An Age-Appropriate Design Code Checker that scores your online service against the 15 standards of the UK ICO’s statutory Children’s Code (the Age Appropriate Design Code, or AADC). The code applies to any service likely to be accessed by children under 18 in the UK — a deliberately wide net covering games, social apps, ed-tech and connected products. This tool helps product, legal and trust-and-safety teams turn that into a concrete self-assessment, with cross-references to US COPPA where a parallel obligation exists.
Who the code applies to
The threshold is “likely to be accessed by under-18s” — not “primarily aimed at children.” An adult fitness app used by some teenagers, a general-purpose recipe platform, or a social reading tool all clear that bar. The ICO’s view has consistently been that operators should err toward assuming child access rather than waiting for a complaint. If your service has any public registration path, it almost certainly qualifies.
How it works
The AADC sets 15 cumulative standards. The tool lists each as a pass/fail question and computes the share you currently meet:
score = standards met / 15
The standards are: best interests of the child, data protection impact assessments, age-appropriate application, transparency, detrimental use of data, policies and community standards, default settings (high privacy), data minimisation, data sharing, geolocation (off by default), parental controls, profiling (off by default), nudge techniques (none detrimental), connected toys and devices, and online tools to exercise rights. Several standards — high-privacy defaults, geolocation off, profiling off, and no detrimental nudges — are weighted heavily by regulators because they protect a child who never touches a single setting.
The five standards regulators inspect first
In practice the ICO’s enforcement focus has centred on a subset where the harm is most direct and the implementation is most measurable:
- High-privacy defaults — settings must default to the most protective option. A child who never adjusts anything should have maximum protection automatically.
- Geolocation off by default — location services must be switched off unless a child actively enables them, and even then the service should avoid precise tracking.
- Profiling off by default — behavioural or interest-based profiling of children must be off unless the service has a clear reason and the child has engaged.
- No detrimental nudge techniques — features designed to encourage more screen time, data sharing, or purchasing must not be used against a child’s best interests. This includes dark patterns in consent flows.

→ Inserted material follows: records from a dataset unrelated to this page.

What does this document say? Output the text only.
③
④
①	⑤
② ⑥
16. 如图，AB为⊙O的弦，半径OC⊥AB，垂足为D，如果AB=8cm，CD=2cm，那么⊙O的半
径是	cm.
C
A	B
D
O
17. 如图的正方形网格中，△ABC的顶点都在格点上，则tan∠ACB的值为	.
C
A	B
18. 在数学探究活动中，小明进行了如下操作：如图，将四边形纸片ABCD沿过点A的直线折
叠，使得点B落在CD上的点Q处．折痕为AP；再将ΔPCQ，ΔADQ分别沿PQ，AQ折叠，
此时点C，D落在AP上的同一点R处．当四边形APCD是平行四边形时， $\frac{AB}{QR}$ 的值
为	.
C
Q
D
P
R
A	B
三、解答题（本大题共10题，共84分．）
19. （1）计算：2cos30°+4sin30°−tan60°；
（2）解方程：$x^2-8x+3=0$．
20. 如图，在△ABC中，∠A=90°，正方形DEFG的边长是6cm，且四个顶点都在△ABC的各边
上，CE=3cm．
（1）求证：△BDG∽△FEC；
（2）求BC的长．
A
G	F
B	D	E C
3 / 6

- Data minimisation — collect only what the child’s experience genuinely needs. “Just in case” data collection fails this standard.
COPPA cross-reference
Where your audience plausibly includes under-13s in the US, the tool flags COPPA, which adds a consent obligation the UK code does not impose: verifiable parental consent before collecting personal data. COPPA is narrower in age scope (under-13 vs under-18) but stricter in mechanism — you must obtain, document, and retain parental consent, not merely apply protective defaults. Services that operate in both markets need both frameworks satisfied.
Remediation order
Treat failing standards as a sequenced backlog rather than a flat list. Fix default-setting standards first — they protect every child who never changes a preference — then nudge and profiling standards, then data minimisation and sharing. Transparency standards are important but are less immediately protective, so they can follow once the defaults are clean.
A high score here is not a substitute for a DPIA: the ICO expects one for any service likely to be accessed by children, because children’s data is inherently high-risk. Pair this checker with a DPIA to build a complete evidence base. Everything is calculated locally — none of your answers are uploaded or stored.